= Communication source =

Sender of a communication

A source or sender is one of the basic concepts of communication and information processing. Sources are objects which encode message data and transmit the information, via a channel, to one or more observers (or receivers).

In the strictest sense of the word, particularly in information theory, a source is a process that generates message data that one would like to communicate, or reproduce as exactly as possible elsewhere in space or time. A source may be modelled as memoryless, ergodic, stationary, or stochastic, in order of increasing generality.

Communication Source combines Communication and Mass Media Complete and Communication Abstracts to provide full-text access to more than 700 journals, and indexing and abstracting for more than 1,000 core journals.  Coverage dating goes back to 1900.

Content is derived from academic journals, conference papers, conference proceedings, trade publications, magazines and periodicals.

A transmitter can be either a device, for example, an antenna, or a human transmitter, for example, a speaker. The word "transmitter" derives from an emitter, that is to say, that emits using the Hertzian waves.

In sending mail it also refers to the person or organization that sends a letter and whose address is written on the envelope of the letter.

In finance, an issuer can be, for example, the bank system of elements.

In education, an issuer is any person or thing that gives knowledge to the student, for example, the professor.

For communication to be effective, the sender and receiver must share the same code.
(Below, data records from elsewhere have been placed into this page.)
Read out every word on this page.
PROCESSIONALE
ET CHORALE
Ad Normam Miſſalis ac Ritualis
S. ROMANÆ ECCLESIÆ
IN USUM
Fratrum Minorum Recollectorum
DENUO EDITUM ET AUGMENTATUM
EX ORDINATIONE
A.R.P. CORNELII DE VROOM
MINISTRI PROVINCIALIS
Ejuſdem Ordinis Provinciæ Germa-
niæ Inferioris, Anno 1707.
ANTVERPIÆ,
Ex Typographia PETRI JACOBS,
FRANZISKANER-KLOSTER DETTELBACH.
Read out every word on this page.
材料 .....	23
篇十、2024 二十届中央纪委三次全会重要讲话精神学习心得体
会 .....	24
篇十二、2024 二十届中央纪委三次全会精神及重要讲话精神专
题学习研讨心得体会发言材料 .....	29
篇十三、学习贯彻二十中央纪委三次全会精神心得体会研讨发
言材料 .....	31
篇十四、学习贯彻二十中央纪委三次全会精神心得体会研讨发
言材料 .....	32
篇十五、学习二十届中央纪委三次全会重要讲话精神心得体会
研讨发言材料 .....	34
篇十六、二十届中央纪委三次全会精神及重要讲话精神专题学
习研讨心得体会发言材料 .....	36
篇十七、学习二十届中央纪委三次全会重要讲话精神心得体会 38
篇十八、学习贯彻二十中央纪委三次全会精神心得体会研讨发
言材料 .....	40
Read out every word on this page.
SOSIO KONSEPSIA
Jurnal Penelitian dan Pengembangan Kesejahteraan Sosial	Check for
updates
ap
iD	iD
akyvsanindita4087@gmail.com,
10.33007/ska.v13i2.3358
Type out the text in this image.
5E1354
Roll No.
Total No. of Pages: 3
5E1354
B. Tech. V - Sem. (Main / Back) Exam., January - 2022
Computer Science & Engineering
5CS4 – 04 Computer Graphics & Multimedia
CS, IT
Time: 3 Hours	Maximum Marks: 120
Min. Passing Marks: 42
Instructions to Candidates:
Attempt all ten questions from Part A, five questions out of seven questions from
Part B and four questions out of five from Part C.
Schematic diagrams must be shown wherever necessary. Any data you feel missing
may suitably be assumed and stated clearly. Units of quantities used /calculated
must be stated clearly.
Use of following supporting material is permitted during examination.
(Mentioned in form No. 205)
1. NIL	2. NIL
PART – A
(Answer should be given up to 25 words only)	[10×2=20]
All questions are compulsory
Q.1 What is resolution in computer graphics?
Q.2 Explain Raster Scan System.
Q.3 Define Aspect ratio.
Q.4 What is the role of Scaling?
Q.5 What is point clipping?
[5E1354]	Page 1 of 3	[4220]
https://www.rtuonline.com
In ordinary communication, the sender and receiver roles are usually interchangeable.

Depending on the language's functions, the issuer fulfills the expressive or emotional function, in which feelings, emotions, and opinions are manifested, such as The way is dangerous.

== In economy ==
In the economy, the issuer is a legal entity, foundation, company, individual firm, national or foreign governments, investment companies or others that develop, register and then trade commercial securities to finance their operations. The issuers are legally responsible for the issues in question and for reporting the financial conditions, materials developed and whatever their operational activities required by the regulations within their jurisdictions.